4. Yes, because IPSec has nothing to do with routing IP data, IPSec will encrypt only data as configured. R1 has a remote entry to the network residing on R2, and R2 has a remote entry to the network residing on R1. Traffic between A and C and B and C will not be encrypted; only traffic between A and B will be encrypted.

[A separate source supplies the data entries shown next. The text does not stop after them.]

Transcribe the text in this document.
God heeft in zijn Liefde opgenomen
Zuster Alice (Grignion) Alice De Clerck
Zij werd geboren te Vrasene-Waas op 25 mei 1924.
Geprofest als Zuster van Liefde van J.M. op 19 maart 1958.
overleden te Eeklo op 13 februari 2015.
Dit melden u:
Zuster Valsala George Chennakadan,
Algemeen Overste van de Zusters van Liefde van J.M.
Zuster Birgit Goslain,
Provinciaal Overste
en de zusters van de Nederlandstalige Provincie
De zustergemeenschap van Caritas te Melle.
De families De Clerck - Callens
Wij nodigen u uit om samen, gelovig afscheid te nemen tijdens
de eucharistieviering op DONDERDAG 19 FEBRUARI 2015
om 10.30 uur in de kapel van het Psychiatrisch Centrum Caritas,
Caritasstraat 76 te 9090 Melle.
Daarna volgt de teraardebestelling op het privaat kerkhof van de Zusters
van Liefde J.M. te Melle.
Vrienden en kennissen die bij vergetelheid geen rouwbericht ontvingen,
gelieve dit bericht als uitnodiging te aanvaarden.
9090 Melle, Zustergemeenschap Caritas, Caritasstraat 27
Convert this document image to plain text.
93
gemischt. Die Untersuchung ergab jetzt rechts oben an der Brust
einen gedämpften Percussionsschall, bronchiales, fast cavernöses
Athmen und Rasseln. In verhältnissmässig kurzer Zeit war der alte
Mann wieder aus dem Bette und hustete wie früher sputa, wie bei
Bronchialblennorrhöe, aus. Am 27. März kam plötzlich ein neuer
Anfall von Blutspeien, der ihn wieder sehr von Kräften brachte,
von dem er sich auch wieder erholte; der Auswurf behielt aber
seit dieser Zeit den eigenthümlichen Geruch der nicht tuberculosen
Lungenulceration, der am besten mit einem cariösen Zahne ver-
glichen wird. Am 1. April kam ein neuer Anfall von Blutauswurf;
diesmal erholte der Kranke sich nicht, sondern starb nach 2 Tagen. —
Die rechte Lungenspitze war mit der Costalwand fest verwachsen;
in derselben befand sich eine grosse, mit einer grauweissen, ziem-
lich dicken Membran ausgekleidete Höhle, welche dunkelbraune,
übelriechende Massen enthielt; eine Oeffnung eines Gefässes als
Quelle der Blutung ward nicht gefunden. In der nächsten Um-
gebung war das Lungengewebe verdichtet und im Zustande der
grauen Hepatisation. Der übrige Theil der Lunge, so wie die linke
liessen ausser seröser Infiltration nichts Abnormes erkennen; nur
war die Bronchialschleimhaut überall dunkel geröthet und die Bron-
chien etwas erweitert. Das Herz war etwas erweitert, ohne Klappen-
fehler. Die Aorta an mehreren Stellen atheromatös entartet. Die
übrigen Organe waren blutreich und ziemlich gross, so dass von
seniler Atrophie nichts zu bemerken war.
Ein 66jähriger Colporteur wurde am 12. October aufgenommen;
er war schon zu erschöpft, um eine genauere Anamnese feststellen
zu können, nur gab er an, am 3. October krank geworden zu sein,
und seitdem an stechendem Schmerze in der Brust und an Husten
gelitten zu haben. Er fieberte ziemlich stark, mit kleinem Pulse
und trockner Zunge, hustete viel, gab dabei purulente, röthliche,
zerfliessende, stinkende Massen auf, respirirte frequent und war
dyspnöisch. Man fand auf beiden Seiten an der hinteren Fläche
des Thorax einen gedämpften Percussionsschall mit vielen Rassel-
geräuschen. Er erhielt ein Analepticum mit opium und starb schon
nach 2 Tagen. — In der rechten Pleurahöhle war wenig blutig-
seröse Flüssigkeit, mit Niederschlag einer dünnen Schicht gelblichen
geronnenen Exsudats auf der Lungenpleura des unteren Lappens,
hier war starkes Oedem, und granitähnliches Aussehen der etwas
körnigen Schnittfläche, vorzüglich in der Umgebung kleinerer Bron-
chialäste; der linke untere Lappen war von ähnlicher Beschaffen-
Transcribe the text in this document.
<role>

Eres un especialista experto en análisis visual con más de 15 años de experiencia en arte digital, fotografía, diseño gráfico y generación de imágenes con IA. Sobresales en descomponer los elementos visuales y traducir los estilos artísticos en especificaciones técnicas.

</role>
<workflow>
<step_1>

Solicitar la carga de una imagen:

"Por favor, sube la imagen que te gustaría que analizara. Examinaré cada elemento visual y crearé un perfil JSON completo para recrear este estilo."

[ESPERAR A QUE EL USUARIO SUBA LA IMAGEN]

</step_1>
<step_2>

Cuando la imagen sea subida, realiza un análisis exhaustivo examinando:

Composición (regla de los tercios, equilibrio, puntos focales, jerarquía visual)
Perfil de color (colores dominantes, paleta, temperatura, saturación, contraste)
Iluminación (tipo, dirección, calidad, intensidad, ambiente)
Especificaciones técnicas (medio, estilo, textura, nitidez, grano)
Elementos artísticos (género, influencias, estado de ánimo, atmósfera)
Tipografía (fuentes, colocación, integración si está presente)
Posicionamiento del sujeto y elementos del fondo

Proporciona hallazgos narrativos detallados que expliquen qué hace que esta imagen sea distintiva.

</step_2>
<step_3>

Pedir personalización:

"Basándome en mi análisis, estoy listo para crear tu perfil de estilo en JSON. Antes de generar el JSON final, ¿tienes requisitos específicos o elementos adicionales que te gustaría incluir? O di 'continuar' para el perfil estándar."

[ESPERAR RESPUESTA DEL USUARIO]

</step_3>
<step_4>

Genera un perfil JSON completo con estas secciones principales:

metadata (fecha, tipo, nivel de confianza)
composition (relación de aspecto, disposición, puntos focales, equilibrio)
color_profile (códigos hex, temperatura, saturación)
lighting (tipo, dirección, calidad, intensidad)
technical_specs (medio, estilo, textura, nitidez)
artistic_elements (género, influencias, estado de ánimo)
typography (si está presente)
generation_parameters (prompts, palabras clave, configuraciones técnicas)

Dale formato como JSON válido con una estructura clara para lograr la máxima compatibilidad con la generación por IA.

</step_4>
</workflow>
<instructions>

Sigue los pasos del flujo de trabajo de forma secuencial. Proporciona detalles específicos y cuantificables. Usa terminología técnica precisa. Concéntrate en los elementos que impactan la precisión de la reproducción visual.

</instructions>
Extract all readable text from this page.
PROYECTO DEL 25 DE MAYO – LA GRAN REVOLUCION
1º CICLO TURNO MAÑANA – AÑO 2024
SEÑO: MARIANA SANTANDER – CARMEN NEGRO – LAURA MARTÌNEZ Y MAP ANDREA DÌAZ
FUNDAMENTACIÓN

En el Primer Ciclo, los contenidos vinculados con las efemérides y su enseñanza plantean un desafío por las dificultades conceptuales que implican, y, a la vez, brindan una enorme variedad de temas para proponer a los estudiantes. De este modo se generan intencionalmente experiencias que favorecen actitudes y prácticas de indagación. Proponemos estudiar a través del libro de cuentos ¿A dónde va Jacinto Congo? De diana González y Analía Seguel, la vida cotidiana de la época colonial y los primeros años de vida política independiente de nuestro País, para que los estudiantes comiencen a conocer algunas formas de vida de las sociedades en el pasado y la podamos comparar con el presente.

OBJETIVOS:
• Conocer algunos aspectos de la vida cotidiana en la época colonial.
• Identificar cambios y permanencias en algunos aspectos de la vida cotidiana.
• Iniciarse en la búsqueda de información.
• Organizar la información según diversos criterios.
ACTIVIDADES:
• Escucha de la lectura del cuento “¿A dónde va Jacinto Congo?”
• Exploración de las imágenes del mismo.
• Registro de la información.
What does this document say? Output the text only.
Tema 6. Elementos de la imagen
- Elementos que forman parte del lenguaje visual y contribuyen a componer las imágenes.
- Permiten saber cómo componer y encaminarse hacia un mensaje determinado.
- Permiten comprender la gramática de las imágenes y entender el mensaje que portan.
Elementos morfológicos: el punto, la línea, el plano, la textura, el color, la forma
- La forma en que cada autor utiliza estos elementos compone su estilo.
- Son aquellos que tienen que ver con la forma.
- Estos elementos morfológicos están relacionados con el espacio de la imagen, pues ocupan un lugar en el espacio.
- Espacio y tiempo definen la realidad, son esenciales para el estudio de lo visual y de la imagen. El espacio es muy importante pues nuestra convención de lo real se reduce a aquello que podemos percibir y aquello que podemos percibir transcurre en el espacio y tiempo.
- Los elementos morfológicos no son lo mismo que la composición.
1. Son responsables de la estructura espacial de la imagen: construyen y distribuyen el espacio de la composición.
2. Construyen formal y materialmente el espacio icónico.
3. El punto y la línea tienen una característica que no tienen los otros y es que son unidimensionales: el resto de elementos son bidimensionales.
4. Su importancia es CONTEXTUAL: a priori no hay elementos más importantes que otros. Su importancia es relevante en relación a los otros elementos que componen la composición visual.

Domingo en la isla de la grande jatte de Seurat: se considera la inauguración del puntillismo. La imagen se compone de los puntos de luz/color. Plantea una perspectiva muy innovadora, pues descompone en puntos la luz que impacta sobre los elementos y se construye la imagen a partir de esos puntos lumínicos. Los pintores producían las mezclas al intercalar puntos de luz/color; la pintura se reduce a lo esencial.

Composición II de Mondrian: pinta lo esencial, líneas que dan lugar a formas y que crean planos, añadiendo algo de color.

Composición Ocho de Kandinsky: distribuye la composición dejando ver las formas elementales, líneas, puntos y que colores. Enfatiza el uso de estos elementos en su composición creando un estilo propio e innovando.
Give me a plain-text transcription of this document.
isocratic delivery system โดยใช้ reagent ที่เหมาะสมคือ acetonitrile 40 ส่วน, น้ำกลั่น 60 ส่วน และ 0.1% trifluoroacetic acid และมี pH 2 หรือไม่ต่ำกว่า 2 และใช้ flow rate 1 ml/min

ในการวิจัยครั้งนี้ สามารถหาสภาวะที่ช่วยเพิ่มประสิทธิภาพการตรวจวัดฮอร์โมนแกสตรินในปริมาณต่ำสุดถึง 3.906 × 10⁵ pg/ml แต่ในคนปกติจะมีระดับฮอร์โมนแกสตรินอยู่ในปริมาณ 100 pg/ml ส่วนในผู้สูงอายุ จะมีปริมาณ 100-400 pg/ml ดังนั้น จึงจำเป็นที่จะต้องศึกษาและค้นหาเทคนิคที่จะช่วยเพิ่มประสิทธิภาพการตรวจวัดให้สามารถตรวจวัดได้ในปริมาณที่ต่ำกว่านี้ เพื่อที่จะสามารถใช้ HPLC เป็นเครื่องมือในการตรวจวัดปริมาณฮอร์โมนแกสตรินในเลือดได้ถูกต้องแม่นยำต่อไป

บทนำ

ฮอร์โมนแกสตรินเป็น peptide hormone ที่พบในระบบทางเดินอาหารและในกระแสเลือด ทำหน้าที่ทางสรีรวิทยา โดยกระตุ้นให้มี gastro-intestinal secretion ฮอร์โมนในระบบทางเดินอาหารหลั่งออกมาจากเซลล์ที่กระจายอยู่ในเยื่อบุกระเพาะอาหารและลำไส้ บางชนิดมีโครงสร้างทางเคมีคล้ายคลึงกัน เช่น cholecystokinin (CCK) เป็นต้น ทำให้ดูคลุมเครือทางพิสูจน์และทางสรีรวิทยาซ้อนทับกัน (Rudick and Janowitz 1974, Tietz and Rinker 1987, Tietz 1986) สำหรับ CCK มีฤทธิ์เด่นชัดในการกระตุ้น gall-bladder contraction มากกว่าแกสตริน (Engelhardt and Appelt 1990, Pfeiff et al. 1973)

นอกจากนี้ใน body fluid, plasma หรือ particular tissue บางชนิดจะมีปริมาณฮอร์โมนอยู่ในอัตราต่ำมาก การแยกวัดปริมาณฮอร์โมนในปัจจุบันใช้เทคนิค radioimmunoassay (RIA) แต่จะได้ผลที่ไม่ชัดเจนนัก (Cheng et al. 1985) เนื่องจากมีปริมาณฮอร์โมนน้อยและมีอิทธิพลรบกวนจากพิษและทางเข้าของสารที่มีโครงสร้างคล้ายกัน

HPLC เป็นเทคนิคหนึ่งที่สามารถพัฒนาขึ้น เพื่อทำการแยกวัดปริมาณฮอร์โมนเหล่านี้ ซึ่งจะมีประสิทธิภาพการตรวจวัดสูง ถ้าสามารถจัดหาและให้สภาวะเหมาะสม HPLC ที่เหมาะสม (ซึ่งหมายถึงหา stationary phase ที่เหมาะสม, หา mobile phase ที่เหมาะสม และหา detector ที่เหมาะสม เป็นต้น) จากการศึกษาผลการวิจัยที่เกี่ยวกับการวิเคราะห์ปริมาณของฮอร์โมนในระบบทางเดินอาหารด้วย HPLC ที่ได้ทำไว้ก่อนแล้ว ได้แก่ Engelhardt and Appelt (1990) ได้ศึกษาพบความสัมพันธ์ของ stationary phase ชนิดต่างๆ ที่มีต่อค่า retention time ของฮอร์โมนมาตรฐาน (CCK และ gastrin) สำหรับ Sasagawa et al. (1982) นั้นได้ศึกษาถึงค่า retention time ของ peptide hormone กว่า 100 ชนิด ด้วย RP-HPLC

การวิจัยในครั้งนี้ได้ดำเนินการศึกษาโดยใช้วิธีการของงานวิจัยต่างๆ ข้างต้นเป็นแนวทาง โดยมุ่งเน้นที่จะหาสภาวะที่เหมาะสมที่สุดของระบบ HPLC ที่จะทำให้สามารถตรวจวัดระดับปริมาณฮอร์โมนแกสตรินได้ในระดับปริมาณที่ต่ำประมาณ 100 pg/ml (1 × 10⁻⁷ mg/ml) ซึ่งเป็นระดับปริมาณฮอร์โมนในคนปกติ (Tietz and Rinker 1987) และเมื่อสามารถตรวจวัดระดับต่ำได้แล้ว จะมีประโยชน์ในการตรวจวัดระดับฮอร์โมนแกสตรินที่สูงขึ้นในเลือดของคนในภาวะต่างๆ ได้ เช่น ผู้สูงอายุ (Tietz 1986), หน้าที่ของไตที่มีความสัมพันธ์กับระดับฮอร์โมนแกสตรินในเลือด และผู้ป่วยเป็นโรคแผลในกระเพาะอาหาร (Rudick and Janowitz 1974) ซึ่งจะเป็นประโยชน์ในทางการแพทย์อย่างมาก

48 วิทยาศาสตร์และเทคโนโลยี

   Here is a sample ping request from R2 to R1 and Host A and Host C:

   R2>ping 131.108.100.1
   Type escape sequence to abort.
   Sending 5, 100-byte ICMP Echos to 131.108.100.1, timeout is 2 seconds:
   !!!!!
   Success rate is 100 percent (5/5), round-trip min/avg/max = 4/6/8 ms
   R2>
   R2>ping 131.108.101.1
   Type escape sequence to abort.
   Sending 5, 100-byte ICMP Echos to 131.108.101.1, timeout is 2 seconds:
   !!!!!
   Success rate is 100 percent (5/5), round-trip min/avg/max = 4/6/8 ms
   R2>
   R2>ping 131.108.100.5
   Type escape sequence to abort.
   Sending 5, 100-byte ICMP Echos to 131.108.100.5, timeout is 2 seconds:
   !!!!!
   Success rate is 100 percent (5/5), round-trip min/avg/max = 4/6/8 ms
   R2>
   R2>ping 131.108.101.5
   Type escape sequence to abort.
   Sending 5, 100-byte ICMP Echos to 131.108.105.1, timeout is 2 seconds:
   !!!!!
   Success rate is 100 percent (5/5), round-trip min/avg/max = 4/6/8 ms

5. Because the source network is located on R1, access-list 100 on R1 needs to be modified, remembering that, by default, an implicit deny is defined on ACL 100. Network 131.108.101.0/24 is only permitted to encrypt traffic to the static IP address 131.108.200.5, hence the ACL line required on R1 becomes the following:

   access-list 100 permit ip 131.108.100.5 0.0.0.0 131.108.200.0 0.0.0.255
   access-list 100 permit ip 131.108.101.0 0.0.0.255 131.108.200.5 0.0.0.0

   or:

   access-list 100 permit ip 131.108.100.5 0.0.0.0 131.108.200.0 0.0.0.255
   access-list 100 permit ip 131.108.101.0 0.0.0.255 host 131.108.200.5

   On R2 the access list becomes:

   access-list 100 permit ip 131.108.200.0 0.0.0.255 131.108.101.0 0.0.0.255
   access-list 100 permit ip 131.108.200.5 0.0.0.0 131.108.100.0 0.0.0.255

   IP routing is already configured and working. IPSec will ensure only that IP data is encrypted.